Wednesday, October 29, 2008

Daily Hot Flash



  • Fashion has gotten all political. I've become fascinated with the retro-classic style of Michelle Obama. She reminds me of Jacqueline Kennedy and the women who rock the world of Mad Men. This new blog follows the fashions of Mrs. O.

  • Obviously whatever the boys in the band were smoking in the 70s is still effecting their ability to tell the difference between reality and La-La Land. Zeppelin without Robert Plant is just another dinosaur long-haired hippie band from Britain. Don't believe me? Listen to "Kashmir" again...that's what I'm talking about.


  • Are you still trying to decide what to be this Halloween? Saucy pirate or buxom milkmaid? The Los Angeles Times has come up with a top ten list of Halloween costume ideas.

  • Everything old is new again...Counting calories is back in style again. When I was little my mom had a couple of rules about counting calories that I still maintain to this day. First, half cookies do not have any calories. Second, any bites of food stolen off of someone else's plate (my dad was her favorite target) also contain zero calories. I guarantee these two rules will help make your dieting easier, if not a little slower.

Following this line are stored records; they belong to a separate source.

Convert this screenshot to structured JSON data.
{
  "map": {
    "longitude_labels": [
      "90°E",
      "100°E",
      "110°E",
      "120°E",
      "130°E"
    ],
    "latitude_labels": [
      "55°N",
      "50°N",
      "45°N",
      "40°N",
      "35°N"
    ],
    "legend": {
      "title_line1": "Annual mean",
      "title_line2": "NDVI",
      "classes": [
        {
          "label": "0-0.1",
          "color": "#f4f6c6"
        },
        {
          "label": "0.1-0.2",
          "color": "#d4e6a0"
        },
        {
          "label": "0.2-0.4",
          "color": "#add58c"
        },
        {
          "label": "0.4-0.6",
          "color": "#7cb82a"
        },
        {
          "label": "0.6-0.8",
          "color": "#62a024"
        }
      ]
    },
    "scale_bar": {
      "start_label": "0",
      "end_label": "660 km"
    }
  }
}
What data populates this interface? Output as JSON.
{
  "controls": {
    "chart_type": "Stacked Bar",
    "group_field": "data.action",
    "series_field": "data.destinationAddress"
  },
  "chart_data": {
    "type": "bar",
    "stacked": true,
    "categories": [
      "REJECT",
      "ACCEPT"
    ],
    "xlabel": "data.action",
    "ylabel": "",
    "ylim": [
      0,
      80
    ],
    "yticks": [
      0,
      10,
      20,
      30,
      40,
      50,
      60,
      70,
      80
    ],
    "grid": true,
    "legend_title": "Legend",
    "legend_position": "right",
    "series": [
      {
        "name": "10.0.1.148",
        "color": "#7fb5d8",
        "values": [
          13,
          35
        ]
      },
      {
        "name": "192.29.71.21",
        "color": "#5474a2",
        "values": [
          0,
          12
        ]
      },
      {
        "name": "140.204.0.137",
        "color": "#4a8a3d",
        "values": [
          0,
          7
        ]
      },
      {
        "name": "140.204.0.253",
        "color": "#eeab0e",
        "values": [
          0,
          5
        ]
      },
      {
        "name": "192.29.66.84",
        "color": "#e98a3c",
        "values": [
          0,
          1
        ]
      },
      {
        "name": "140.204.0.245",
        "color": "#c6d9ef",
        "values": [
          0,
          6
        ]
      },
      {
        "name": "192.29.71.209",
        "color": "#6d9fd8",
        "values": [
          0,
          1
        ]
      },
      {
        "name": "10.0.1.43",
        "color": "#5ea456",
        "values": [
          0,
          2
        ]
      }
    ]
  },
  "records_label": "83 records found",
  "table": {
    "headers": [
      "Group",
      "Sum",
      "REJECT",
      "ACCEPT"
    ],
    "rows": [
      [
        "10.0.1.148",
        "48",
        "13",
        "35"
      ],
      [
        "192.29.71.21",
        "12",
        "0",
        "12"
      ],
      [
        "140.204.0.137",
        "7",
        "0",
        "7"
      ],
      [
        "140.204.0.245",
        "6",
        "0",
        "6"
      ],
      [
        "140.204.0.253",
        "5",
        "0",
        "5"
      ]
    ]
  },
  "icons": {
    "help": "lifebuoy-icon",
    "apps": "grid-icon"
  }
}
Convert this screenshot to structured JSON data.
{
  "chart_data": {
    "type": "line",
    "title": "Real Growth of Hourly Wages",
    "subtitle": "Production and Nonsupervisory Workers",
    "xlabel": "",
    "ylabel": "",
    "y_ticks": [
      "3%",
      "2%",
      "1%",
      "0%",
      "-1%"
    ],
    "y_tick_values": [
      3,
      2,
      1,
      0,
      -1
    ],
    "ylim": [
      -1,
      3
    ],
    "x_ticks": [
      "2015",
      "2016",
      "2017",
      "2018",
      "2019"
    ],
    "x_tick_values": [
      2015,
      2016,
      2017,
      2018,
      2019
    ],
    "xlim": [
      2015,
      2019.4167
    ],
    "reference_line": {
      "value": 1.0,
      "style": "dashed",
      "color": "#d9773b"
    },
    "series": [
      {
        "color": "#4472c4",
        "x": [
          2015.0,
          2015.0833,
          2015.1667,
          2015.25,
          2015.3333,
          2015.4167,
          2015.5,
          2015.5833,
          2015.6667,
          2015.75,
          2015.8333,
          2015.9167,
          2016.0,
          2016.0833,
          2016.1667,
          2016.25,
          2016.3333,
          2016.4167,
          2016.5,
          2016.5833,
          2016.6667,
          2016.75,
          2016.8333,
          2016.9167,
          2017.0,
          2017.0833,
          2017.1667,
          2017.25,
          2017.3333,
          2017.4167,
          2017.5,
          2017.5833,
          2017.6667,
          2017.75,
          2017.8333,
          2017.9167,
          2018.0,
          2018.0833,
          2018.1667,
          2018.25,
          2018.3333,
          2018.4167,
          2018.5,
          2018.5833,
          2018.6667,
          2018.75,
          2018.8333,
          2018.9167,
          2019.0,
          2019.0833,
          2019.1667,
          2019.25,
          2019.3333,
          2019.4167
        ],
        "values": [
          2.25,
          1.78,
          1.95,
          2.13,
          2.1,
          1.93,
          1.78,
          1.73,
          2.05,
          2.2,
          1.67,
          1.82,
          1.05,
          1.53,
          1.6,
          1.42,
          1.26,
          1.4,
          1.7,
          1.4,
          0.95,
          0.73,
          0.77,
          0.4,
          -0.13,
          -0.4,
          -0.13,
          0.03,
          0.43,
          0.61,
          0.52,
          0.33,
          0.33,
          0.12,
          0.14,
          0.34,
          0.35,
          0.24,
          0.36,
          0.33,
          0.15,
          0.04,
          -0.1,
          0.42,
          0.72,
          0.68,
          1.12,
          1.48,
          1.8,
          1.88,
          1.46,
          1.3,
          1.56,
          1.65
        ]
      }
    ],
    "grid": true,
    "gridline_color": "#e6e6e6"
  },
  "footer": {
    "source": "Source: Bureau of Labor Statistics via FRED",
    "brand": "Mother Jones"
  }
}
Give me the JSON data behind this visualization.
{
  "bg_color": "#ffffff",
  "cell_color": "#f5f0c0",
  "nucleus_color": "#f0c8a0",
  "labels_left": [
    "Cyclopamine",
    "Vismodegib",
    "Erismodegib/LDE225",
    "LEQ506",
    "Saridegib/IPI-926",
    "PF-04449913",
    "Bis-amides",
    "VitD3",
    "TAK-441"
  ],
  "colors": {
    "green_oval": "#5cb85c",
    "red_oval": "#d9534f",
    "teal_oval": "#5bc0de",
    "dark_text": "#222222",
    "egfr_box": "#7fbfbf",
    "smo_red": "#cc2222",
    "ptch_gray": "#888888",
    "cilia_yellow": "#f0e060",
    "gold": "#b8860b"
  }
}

  • Cloris Leachman may have gotten the boot on Dancing With The Stars, but Frau Blucher could be going to Broadway.

Tuesday, October 28, 2008

Cinderellavision

Daily Hot Flash

  • From the department of tell-me-a-little-something-that-isn't-playing-nightly-in-the-privacy-of-my-own-home: we're all losing sleep over the current state of the economy. I vote we all designate one person's house (Does anyone know anyone in Kansas?) as the meeting place. Middle America just seems cozy and most convenient. We can gather there in our jammies for some cocoa and late night chit-chat. If you don't think that'll work, there's always yoga, pilates, a spicy cabernet or, if you can get 'em...prescription drugs.


  • I just love it when real life turns into the plot of a Disney movie. If only for a few minutes, an entire major metropolitan airport is foiled by the hijinks of a poodle.

  • One of my favorite children's books ever -- Walter the Farting Dog -- is coming to the big screen.

  • I was watching the other day when MSNBC commentator Chuck Todd made a reference to Shakespeare in his election coverage. And I'm still watching...

  • Meet Amy Adams. I believe she's a force to be reckoned with in Hollywood.

Monday, October 27, 2008

Daily Hot Flash

  • Some people love Halloween a little too much.

  • Did this women's mother teach her nothing? What kind of man can bring home the bacon when he can't even roll out of bed to get married? I guess I should have some sympathy for a 38 year-old bride...she's getting to that point when that constant ringing in your ears is your biological alarm clock. I'm not sure how she's going to...well, I'm gonna keep it a family show and say at least she's marrying a Guiness Book of World Records winner.

  • Morning sing-a-long: Tea for two....Two for tea..Me for you...and you for me.